His voice grew fainter. She tried to lift her hand to fold her letter. It felt as though it were miles away from her, and too heavy to move.
"Why, I'm dying now," she thought, and was surprised to find it such an ordinary, unvolitional thing to do. It was very good to do something unvolitional, very restful.—Little snappings sounded in her ears, and distant crashings and thunders as of a storm perceived by a deaf man who can see and understand without hearing.
She thought very clearly of Death for a moment, and then of God. She had often thought of Death and of God, and was surprised to find that she had been wrong about both.
"I thought—He never gave you—anesthetics—" she told herself. "Why, that's what death is—"
Then came the clear vision of God—not the Great Being with devastating feet at all: He seemed to be like the surgeon in Sydney, for a moment, very sure of His work, very strong, very much stronger and wiser than she was.

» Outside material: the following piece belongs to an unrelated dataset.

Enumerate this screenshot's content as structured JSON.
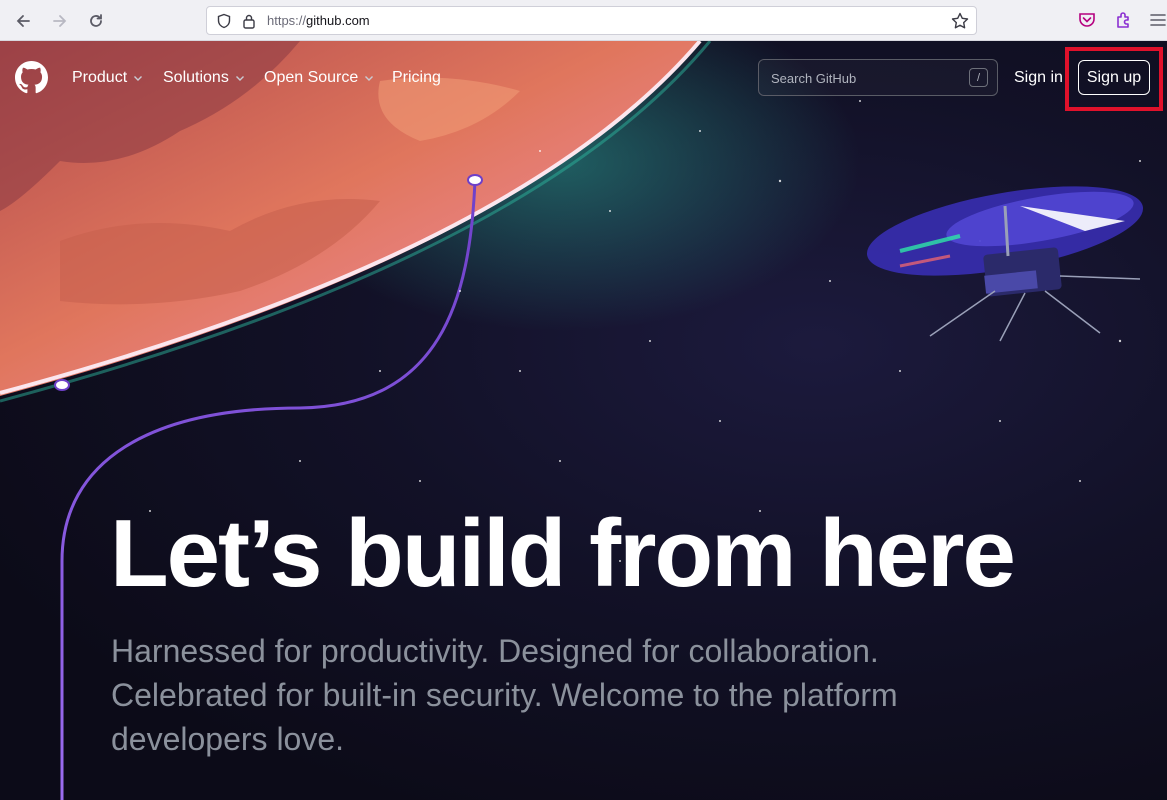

It was no use at all to fight a thing so wise and strong and tender—
At that moment, as this most beautiful, most kindly thing came to her, she wanted to tell Kraill about it, so that he should be filled with the beauty of it without having to come to death to find it out. The pencil was in her hand, resting on the page. Her brain willed her fingers to conquer their heaviness, their farawayness, and write:
"God seems like you when you told me I needn't be frightened about Louis any more—"
The crashings in her ears grew fainter. More light came.
"No. He is more than that. He is the sun that is shining and the soft noise that is coming up from the sea—and Andrew's laughing—No—those were only His robes that I was looking at!—God is the courage you loved—God is the courage; His clothes are loving-kindness—"
In that moment that the structure of her life fell inwards she saw still more.
"I know now that I need not regret all these greeds and hungers and prides of mine that have been unfulfilled. They have been burned out by the courage and the loving-kindness—"
The pencil rolled on to the floor; what her spirit had willed to tell him her fingers had made a weak scrawl of straggling, futile marks.